古賀稔彦さん死去。その11日後に次男・玄暉が全日本体重別を初制覇
1992年バルセロナ五輪の柔道男子71キロ級金メダリストで「平成の三四郎」と称された古賀稔彦さんが3月24日、川崎市の自宅でがんのため死去した。53歳だった。
古賀さんは1988年のソウルでオリンピック初出場を果たしたものの、3回戦で敗退。1992年のバルセロナ五輪では直前の練習中に左ヒザを負傷。出場できる状態ではなかったものの、痛み止めを打ちながら不屈の闘志で勝ち上がり、金メダルを獲得。見る者に大きな感動を与えた。1996年のアトランタ五輪では銀メダルに終わり、2000年に現役を引退した。
その後は指導者となり、全日本女子柔道チームの強化コーチに就任。2004年アテネ五輪では愛弟子である谷本歩実が女子63キロ級で金メダルを獲得。金メダルの瞬間、谷本が古賀さんのもとに走り寄り抱き着くシーンも古賀さんを語るうえで欠かせない。
古賀さんは昨春ころから体調を崩し、療養中だった。闘病生活では3つの病院に通い、納得のいく治療を求めた。
古賀さんが中学、高校の6年間鍛錬を積んだ東京の柔道私塾「講道学舎」の当時の師範だった全柔連元強化委員長の吉村和郎氏(69)が3月上旬に連絡した際、古賀さんは「抗がん剤で声がかれています。体重も落ちて、歩くだけで倒れることがある。体力が落ちるのって早いですね」と弱っていたという。
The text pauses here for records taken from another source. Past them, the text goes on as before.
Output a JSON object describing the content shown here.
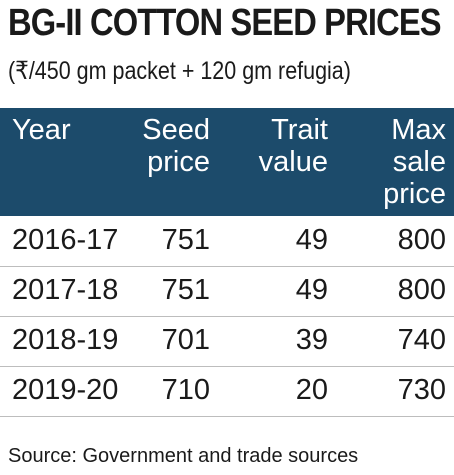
{
  "header": {
    "title": "BG-II COTTON SEED PRICES",
    "subtitle": "(₹/450 gm packet + 120 gm refugia)"
  },
  "table": {
    "columns": [
      "Year",
      "Seed price",
      "Trait value",
      "Max sale price"
    ],
    "rows": [
      [
        "2016-17",
        751,
        49,
        800
      ],
      [
        "2017-18",
        751,
        49,
        800
      ],
      [
        "2018-19",
        701,
        39,
        740
      ],
      [
        "2019-20",
        710,
        20,
        730
      ]
    ]
  },
  "footer": {
    "source": "Source: Government and trade sources"
  }
}
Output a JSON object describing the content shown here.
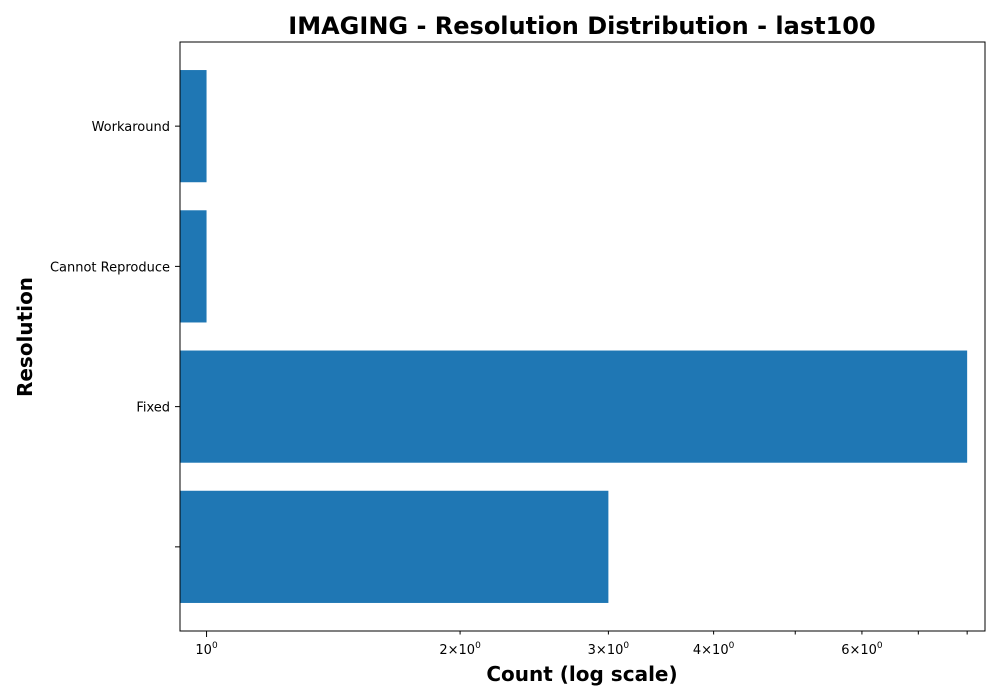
{
  "chart_data": {
    "type": "bar",
    "orientation": "horizontal",
    "title": "IMAGING - Resolution Distribution - last100",
    "xlabel": "Count (log scale)",
    "ylabel": "Resolution",
    "xscale": "log",
    "categories": [
      "",
      "Fixed",
      "Cannot Reproduce",
      "Workaround"
    ],
    "values": [
      3,
      8,
      1,
      1
    ],
    "xlim": [
      0.93,
      8.4
    ],
    "x_major_ticks": [
      1
    ],
    "x_minor_ticks": [
      2,
      3,
      4,
      6
    ],
    "x_tick_labels": [
      "10^0",
      "2×10^0",
      "3×10^0",
      "4×10^0",
      "6×10^0"
    ],
    "bar_color": "#1f77b4",
    "grid": false,
    "legend": "none"
  }
}
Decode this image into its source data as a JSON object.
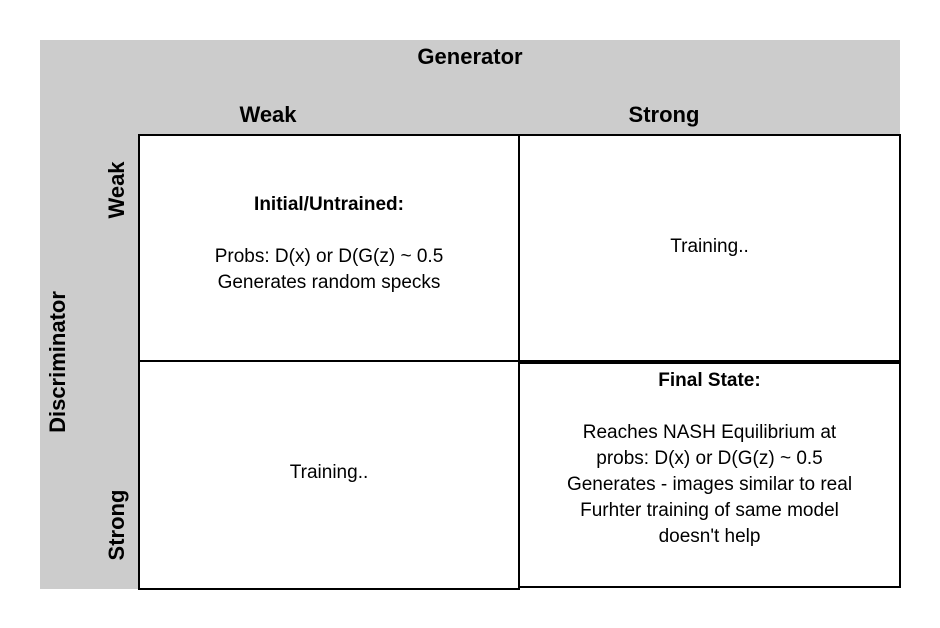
{
  "header": {
    "generator": "Generator",
    "col_weak": "Weak",
    "col_strong": "Strong"
  },
  "side": {
    "discriminator": "Discriminator",
    "row_weak": "Weak",
    "row_strong": "Strong"
  },
  "cells": {
    "weak_weak": {
      "title": "Initial/Untrained:",
      "line1": "Probs: D(x) or D(G(z) ~ 0.5",
      "line2": "Generates random specks"
    },
    "weak_strong": {
      "text": "Training.."
    },
    "strong_weak": {
      "text": "Training.."
    },
    "strong_strong": {
      "title": "Final State:",
      "line1": "Reaches NASH Equilibrium at",
      "line2": "probs: D(x) or D(G(z) ~ 0.5",
      "line3": "Generates - images similar to real",
      "line4": "Furhter training of same model",
      "line5": "doesn't help"
    }
  },
  "colors": {
    "header_background": "#cccccc",
    "cell_background": "#ffffff",
    "border": "#000000",
    "text": "#000000"
  }
}
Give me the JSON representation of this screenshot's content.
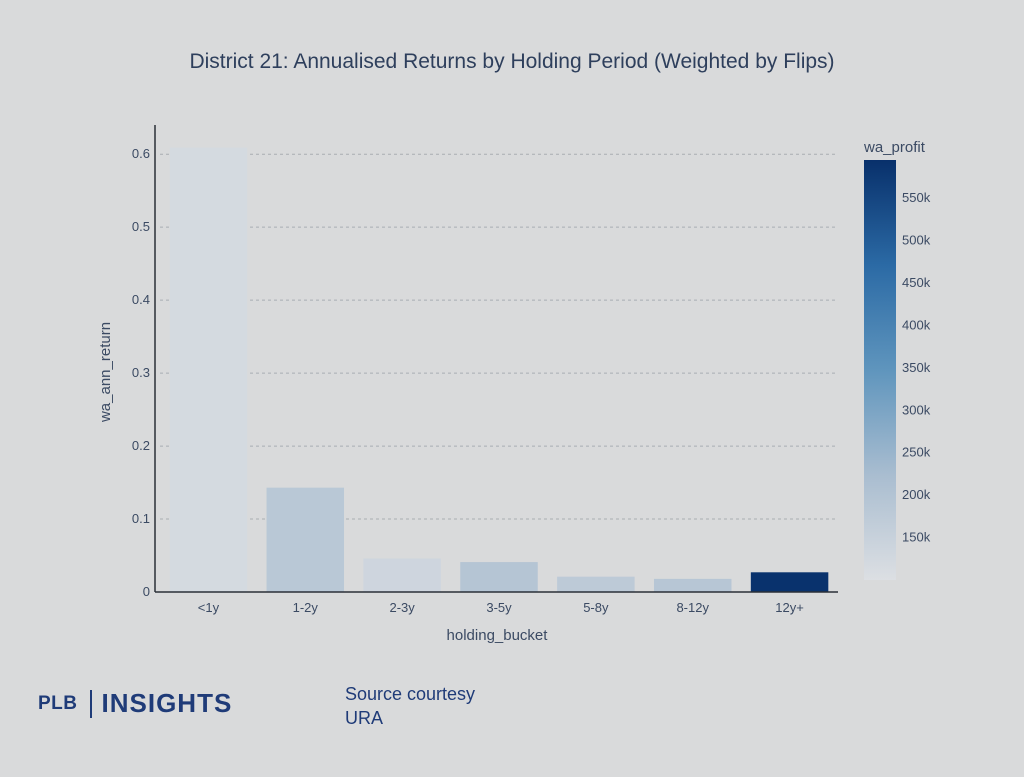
{
  "chart_data": {
    "type": "bar",
    "title": "District 21: Annualised Returns by Holding Period (Weighted by Flips)",
    "xlabel": "holding_bucket",
    "ylabel": "wa_ann_return",
    "categories": [
      "<1y",
      "1-2y",
      "2-3y",
      "3-5y",
      "5-8y",
      "8-12y",
      "12y+"
    ],
    "values": [
      0.609,
      0.143,
      0.046,
      0.041,
      0.021,
      0.018,
      0.027
    ],
    "color_values": [
      120000,
      185000,
      135000,
      195000,
      175000,
      190000,
      590000
    ],
    "ylim": [
      0,
      0.64
    ],
    "yticks": [
      0,
      0.1,
      0.2,
      0.3,
      0.4,
      0.5,
      0.6
    ],
    "ytick_labels": [
      "0",
      "0.1",
      "0.2",
      "0.3",
      "0.4",
      "0.5",
      "0.6"
    ],
    "grid": true,
    "colorbar": {
      "title": "wa_profit",
      "range": [
        100000,
        595000
      ],
      "ticks": [
        150000,
        200000,
        250000,
        300000,
        350000,
        400000,
        450000,
        500000,
        550000
      ],
      "tick_labels": [
        "150k",
        "200k",
        "250k",
        "300k",
        "350k",
        "400k",
        "450k",
        "500k",
        "550k"
      ],
      "colors": [
        "#dcdfe3",
        "#a9bdd0",
        "#5f95bd",
        "#2b6aa5",
        "#08306b"
      ]
    }
  },
  "footer": {
    "logo_left": "PLB",
    "logo_right": "INSIGHTS",
    "source_line1": "Source courtesy",
    "source_line2": "URA"
  }
}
また古賀さんの次男、古賀玄暉は柔道の世界選手権(6月・ブダペスト)代表最終選考会を兼ねた全日本選抜体重別選手権の60キロ級に出場し、最終日(4月4日)に行われた決勝で勝利を収め初優勝を果たした。玄暉もバルセロナの時の父同様、大会まで2週間余りの段階で左ヒザを負傷。痛みを克服しながらの練習と減量を経ての勝利だった。優勝後、玄暉は「何も恩返しできずに亡くなってしまったので、何としても優勝したいという気持ちで戦いました」などと語った。